Pittsburgh was leading 3-0 when Paul Janish led off the sixth inning with a double for the Reds. Joey Votto hit a sinking line drive to left field that Milledge caught knee-high and backhanded on a dead run.
"Defense is the thing I've taken the most pride in," Milledge said. "I just tried to cut the ball off. I could have taken a deeper route, but if it got past me, it would have only been a double anyway, so I went after it."
Said McCutchen: "If he doesn't get it, it's a double, the run scores and it's a completely different ballgame."
Reds manager Dusty Baker also was impressed.
"I didn't think he had a chance to catch it," Baker said. "It was slicing away from him. It saved the game. That was the key to the ballgame."
Andy LaRoche drove in two runs despite twice being thrown out trying to stretch singles into doubles as the Pirates picked up their fifth win in their last six games. The win guaranteed the Pirates will avoid 100 losses.
"When all is said and done, it is important, but we wanted to finish over .500 this last week or so," Milledge said. "A hundred losses or not, we wanted to finish strong.
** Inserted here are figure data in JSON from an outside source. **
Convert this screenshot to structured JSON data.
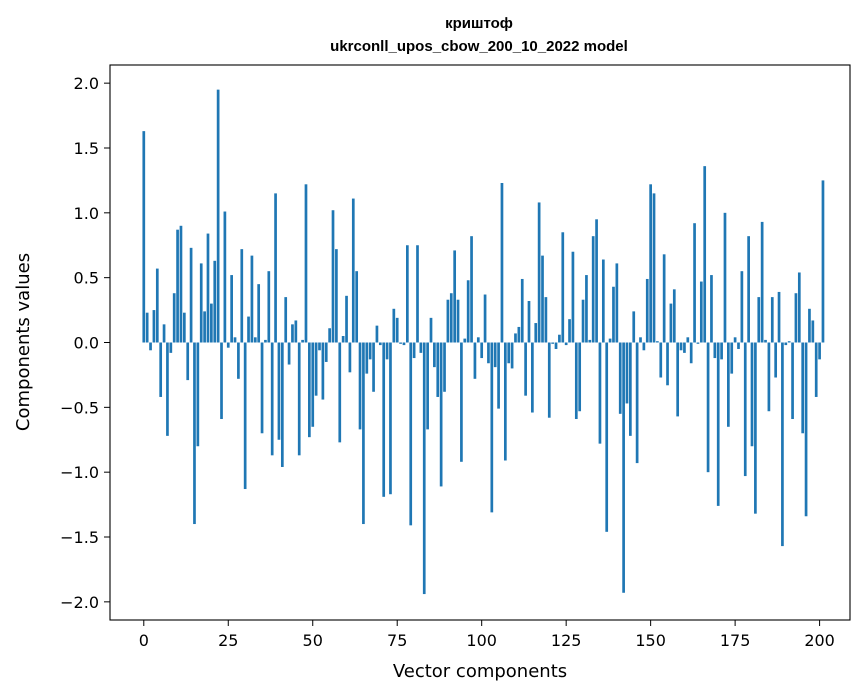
{
  "chart_data": {
    "type": "bar",
    "title": "криштоф",
    "subtitle": "ukrconll_upos_cbow_200_10_2022 model",
    "xlabel": "Vector components",
    "ylabel": "Components values",
    "xlim": [
      -10,
      209
    ],
    "ylim": [
      -2.14,
      2.14
    ],
    "xticks": [
      0,
      25,
      50,
      75,
      100,
      125,
      150,
      175,
      200
    ],
    "yticks": [
      2.0,
      1.5,
      1.0,
      0.5,
      0.0,
      -0.5,
      -1.0,
      -1.5,
      -2.0
    ],
    "ytick_labels": [
      "2.0",
      "1.5",
      "1.0",
      "0.5",
      "0.0",
      "−0.5",
      "−1.0",
      "−1.5",
      "−2.0"
    ],
    "bar_color": "#1f77b4",
    "values": [
      1.63,
      0.23,
      -0.06,
      0.25,
      0.57,
      -0.42,
      0.14,
      -0.72,
      -0.08,
      0.38,
      0.87,
      0.9,
      0.23,
      -0.29,
      0.73,
      -1.4,
      -0.8,
      0.61,
      0.24,
      0.84,
      0.3,
      0.63,
      1.95,
      -0.59,
      1.01,
      -0.04,
      0.52,
      0.04,
      -0.28,
      0.72,
      -1.13,
      0.2,
      0.67,
      0.04,
      0.45,
      -0.7,
      0.02,
      0.55,
      -0.87,
      1.15,
      -0.75,
      -0.96,
      0.35,
      -0.17,
      0.14,
      0.17,
      -0.87,
      0.02,
      1.22,
      -0.73,
      -0.65,
      -0.41,
      -0.06,
      -0.44,
      -0.15,
      0.11,
      1.02,
      0.72,
      -0.77,
      0.05,
      0.36,
      -0.23,
      1.11,
      0.55,
      -0.67,
      -1.4,
      -0.24,
      -0.13,
      -0.38,
      0.13,
      -0.02,
      -1.19,
      -0.13,
      -1.17,
      0.26,
      0.19,
      -0.01,
      -0.02,
      0.75,
      -1.41,
      -0.12,
      0.75,
      -0.08,
      -1.94,
      -0.67,
      0.19,
      -0.19,
      -0.42,
      -1.11,
      -0.38,
      0.33,
      0.38,
      0.71,
      0.33,
      -0.92,
      0.03,
      0.48,
      0.82,
      -0.28,
      0.04,
      -0.12,
      0.37,
      -0.16,
      -1.31,
      -0.19,
      -0.51,
      1.23,
      -0.91,
      -0.16,
      -0.2,
      0.07,
      0.12,
      0.49,
      -0.41,
      0.32,
      -0.54,
      0.15,
      1.08,
      0.67,
      0.35,
      -0.58,
      -0.01,
      -0.05,
      0.06,
      0.85,
      -0.02,
      0.18,
      0.7,
      -0.59,
      -0.53,
      0.33,
      0.52,
      0.02,
      0.82,
      0.95,
      -0.78,
      0.64,
      -1.46,
      0.03,
      0.43,
      0.61,
      -0.55,
      -1.93,
      -0.47,
      -0.72,
      0.24,
      -0.93,
      0.04,
      -0.06,
      0.49,
      1.22,
      1.15,
      0.01,
      -0.27,
      0.68,
      -0.33,
      0.3,
      0.41,
      -0.57,
      -0.06,
      -0.08,
      0.04,
      -0.16,
      0.92,
      -0.01,
      0.47,
      1.36,
      -1.0,
      0.52,
      -0.12,
      -1.26,
      -0.13,
      1.0,
      -0.65,
      -0.24,
      0.04,
      -0.05,
      0.55,
      -1.03,
      0.82,
      -0.8,
      -1.32,
      0.35,
      0.93,
      0.02,
      -0.53,
      0.35,
      -0.27,
      0.39,
      -1.57,
      -0.02,
      0.01,
      -0.59,
      0.38,
      0.54,
      -0.7,
      -1.34,
      0.26,
      0.17,
      -0.42,
      -0.13,
      1.25
    ]
  }
}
We're all playing for a spot on the roster. No one has a (guaranteed ) job on this team."
McCutchen (1-2) made his major league debut with a no-decision at Cincinnati on Aug. 31, and had been winless in five starts for Pittsburgh. He held the Reds scoreless until Wladimir Balentien's 467-foot home run.
"It shouldn't have taken six starts," McCutchen said. "I guess the sixth time's the charm. It feels good to get it out of the way."
Manager John Russell credited McCutchen's aggressiveness.
"The first nine hitters, McCutchen threw eight or nine first-pitch strikes," Russell said. "We talked to him about getting ahead of hitters. He's thrown the ball pretty well for us. He just hasn't had a win."
McCutchen allowed four hits, walked two and struck out five. Jesse Chavez finished the seventh, Joel Hanrahan pitched a perfect eighth and Matt Capps closed for his 27th save.
Justin Lehr (5-3), starting in place of blister-plagued lefty Matt Maloney, allowed three runs and four hits in six innings.
Pittsburgh took a 2-0 lead in the third on McCutchen's leadoff walk, Andrew McCutchen's double and LaRoche's two-run single into the left-field corner. LaRoche was nailed by Balentien at second on the play - right fielder Jay Bruce threw out LaRoche to end the eighth inning.
Milledge led off the fourth with his fourth homer of the season, and third against the Reds.
The Reds had gone 20 consecutive scoreless innings before Balentien homered.
Notes
The Reds fired pitching coach Dick Pole before the game. He was in his third season with the team. The rest of the coaches will return in their same roles next season. ... Reds LHP Arthur Rhodes will miss the rest of the season because of broken left big toe he sustained Sept. 4. Rhodes is 1-1 with a 2.53 ERA in 66 games. ... RHP Jeff Karstens will start Sunday's season finale for Pittsburgh. A rib cage injury will keep RHP Kevin Hart, the unofficially projected starter, from making the start. Karstens is 4-5 with a 5.37 ERA in 38 games, including 12 starts.